The regulator adds that throughout 2016 and 2017 Rha had been experiencing personal, professional and financial difficulties: “The respondent’s firm placed him on close supervision for a period of no less than 12 months, primarily because of the respondent’s inability to maintain adequate margin in his personal account, which had lost approximately $3,000,000 over the previous five years.” In May 2017 the firm also expressed concerns that Rha had only one tactical trading strategy that was being applied across a number of client accounts. The client accounts were not benefitting, all while Rha was earning commissions. That same month, Rha changed firms.
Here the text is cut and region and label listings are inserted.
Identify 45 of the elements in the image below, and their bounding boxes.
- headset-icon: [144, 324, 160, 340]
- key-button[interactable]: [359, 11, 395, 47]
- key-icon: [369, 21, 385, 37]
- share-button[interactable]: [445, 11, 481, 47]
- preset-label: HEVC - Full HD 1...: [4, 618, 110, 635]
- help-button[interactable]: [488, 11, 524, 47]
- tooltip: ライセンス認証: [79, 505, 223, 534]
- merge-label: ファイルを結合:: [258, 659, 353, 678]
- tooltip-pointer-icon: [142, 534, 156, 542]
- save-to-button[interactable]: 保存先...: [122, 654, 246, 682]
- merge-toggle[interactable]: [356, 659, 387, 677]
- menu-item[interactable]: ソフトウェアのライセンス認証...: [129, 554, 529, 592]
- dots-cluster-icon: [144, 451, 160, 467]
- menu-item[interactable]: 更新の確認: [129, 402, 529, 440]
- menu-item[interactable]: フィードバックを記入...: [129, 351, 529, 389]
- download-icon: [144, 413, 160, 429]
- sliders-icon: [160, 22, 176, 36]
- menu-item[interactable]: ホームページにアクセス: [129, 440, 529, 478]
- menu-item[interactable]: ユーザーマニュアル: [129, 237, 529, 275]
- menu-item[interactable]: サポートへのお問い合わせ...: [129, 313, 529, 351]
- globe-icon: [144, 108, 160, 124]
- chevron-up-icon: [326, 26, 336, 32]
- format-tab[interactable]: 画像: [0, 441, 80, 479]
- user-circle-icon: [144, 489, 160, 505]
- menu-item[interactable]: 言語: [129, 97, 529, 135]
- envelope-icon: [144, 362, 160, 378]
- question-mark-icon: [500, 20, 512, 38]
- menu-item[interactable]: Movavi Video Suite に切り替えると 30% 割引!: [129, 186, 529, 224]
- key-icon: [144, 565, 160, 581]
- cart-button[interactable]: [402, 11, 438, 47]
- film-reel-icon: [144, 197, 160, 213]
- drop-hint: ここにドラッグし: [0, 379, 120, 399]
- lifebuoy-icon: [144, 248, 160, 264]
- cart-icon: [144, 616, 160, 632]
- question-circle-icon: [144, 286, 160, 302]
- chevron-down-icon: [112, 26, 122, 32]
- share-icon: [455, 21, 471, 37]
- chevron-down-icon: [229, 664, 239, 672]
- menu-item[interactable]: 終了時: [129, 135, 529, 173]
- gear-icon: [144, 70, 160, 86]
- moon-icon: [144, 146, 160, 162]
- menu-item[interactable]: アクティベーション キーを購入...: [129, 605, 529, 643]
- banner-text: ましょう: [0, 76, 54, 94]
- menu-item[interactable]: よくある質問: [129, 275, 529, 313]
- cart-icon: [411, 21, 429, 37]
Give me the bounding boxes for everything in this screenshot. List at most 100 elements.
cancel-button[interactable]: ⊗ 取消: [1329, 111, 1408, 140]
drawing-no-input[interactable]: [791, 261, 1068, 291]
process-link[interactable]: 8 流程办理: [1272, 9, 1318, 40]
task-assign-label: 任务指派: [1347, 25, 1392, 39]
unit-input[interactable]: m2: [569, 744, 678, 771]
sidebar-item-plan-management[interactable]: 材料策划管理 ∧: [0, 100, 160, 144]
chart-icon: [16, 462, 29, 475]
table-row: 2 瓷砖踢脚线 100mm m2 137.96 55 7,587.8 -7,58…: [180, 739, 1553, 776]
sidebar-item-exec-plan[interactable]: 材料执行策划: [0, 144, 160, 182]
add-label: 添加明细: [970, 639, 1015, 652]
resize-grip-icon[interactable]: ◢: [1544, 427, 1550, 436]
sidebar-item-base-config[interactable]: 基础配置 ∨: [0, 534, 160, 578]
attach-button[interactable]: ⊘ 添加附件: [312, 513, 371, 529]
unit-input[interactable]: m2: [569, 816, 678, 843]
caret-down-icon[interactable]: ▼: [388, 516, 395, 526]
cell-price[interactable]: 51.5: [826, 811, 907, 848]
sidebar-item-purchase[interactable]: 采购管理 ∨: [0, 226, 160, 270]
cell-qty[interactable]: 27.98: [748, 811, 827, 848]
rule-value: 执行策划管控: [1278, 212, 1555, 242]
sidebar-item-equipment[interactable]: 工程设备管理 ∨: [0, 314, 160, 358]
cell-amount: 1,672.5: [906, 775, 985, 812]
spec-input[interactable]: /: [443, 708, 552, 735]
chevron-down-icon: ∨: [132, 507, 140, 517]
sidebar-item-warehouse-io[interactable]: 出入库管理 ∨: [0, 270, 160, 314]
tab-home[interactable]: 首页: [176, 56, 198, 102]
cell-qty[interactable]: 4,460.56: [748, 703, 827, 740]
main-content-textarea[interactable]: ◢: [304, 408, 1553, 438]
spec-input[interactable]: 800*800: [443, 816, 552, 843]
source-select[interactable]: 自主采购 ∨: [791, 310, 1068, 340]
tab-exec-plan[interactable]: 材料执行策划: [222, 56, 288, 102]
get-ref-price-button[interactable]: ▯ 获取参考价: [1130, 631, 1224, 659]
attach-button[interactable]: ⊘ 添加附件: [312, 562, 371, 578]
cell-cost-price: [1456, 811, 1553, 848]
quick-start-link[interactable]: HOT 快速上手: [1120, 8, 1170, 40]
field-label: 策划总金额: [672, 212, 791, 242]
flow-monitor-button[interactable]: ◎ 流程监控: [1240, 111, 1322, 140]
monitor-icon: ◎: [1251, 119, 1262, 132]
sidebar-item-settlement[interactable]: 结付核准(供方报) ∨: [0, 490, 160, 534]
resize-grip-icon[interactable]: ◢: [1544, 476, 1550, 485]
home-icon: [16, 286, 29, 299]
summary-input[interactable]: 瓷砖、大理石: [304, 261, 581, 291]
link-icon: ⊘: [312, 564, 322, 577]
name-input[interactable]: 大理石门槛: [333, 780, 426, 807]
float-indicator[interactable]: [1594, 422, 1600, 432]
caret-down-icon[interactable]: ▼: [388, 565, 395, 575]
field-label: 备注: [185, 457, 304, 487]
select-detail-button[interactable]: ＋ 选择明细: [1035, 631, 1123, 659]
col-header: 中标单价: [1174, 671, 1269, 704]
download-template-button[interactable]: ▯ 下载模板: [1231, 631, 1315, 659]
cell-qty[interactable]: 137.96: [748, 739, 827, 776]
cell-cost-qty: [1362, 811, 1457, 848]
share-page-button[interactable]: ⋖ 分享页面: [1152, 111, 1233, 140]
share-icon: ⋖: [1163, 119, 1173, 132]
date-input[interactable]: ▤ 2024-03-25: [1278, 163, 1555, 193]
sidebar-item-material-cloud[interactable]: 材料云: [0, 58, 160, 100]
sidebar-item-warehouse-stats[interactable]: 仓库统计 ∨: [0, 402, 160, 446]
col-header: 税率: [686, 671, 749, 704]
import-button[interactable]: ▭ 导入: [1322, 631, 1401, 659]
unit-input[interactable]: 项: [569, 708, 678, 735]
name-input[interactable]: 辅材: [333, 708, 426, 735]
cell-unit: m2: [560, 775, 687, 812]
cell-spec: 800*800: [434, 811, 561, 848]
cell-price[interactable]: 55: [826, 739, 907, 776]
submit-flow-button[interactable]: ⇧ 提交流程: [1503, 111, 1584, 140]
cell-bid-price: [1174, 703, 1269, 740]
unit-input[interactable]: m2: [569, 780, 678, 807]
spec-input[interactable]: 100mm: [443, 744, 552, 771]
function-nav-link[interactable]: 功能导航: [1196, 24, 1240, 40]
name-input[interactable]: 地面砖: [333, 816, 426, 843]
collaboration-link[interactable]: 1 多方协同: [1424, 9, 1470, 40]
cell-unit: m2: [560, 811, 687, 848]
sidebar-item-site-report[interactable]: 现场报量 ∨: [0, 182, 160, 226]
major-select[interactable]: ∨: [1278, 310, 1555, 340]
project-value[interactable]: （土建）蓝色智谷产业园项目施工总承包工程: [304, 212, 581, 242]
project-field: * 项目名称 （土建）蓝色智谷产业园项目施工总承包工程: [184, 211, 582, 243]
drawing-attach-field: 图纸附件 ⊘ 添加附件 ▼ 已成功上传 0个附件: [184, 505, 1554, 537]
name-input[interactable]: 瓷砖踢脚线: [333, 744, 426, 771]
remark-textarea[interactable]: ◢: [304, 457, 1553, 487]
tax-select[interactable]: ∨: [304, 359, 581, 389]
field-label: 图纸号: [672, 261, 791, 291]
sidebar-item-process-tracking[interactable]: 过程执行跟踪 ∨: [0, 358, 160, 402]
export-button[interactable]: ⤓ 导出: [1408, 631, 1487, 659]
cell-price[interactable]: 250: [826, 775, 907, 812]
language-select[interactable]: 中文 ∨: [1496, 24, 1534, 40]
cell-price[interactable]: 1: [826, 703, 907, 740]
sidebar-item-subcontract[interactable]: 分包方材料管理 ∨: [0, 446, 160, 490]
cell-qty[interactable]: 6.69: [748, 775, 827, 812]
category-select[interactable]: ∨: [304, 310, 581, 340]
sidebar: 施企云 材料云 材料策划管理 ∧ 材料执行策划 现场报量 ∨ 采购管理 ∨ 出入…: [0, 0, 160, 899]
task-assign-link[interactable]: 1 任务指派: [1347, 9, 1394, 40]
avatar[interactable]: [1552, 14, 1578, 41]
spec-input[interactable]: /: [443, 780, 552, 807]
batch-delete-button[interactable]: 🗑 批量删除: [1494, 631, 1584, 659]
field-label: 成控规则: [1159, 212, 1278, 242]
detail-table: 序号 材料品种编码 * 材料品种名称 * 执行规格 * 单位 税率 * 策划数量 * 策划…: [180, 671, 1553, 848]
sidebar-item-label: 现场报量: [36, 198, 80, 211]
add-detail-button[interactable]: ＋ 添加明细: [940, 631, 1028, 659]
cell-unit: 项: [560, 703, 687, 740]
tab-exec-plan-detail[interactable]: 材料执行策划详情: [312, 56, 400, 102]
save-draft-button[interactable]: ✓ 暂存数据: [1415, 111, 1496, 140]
Borrowed $95,000 from a client

In October 2017 Rha then borrowed $95,000 from a client, which was deposited to his margin account. He left the industry shortly thereafter. The loan was never repaid and the client passed away in 2019.

A review of the accounts where Rha is accused of excessive trading shows that one account turned over 7.21 times in 2016, while another turned over 12.35 times during the same period. The couple reportedly paid $36,554 or 21.5 per cent of their combined average portfolio value in commissions while the portfolio declined in value by 61.4 per cent. In 2017, two other accounts turned over 1.83 times and 2.19 times. The client’s combined portfolio declined 15 per cent, of which, $97,894 or 3.9 per cent was the result of transactional commissions.

Rha is also being sanctioned for failing in his know-your-client obligations after he concentrated the second couple’s holdings in energy sector holdings, despite having lower risk tolerances stated on their new client application forms filled out when Rha changed firms.

Misguided faith in his tactical trading strategy

“The panel agrees with enforcement council’s submission that the respondent’s most significant contravention was borrowing $95,000 from his client,” IIROC states. “In this case, the panel views the loan as a reflection of the respondent’s desperate and misguided faith in his tactical trading strategy, which was also the root cause of the other contraventions.”

IIROC also stopped short of accusing Rha of churning. “In this case, the commissions were not the motive – they were merely a by-product of the respondent’s tactical strategy, and his misguided but evidently sincere belief in the strategy. The excessive and unsuitable trading here stemmed from the respondent’s inability to recognize defects in his strategy. The respondent was not so much putting his own interests ahead of his clients’ as he was combining their interest – albeit in a misguided way.”

In addition to the $150,000 penalty and costs (broken down, the fine is a disgorgement of the loan, a portion of his commissions and a fine of $20,000 for the contraventions themselves), Rha is also suspended from acting in a registered capacity for 12 months, will be under close supervision for 12 months if he does re-register, and must successfully rewrite the Conduct and Practices Handbook exam.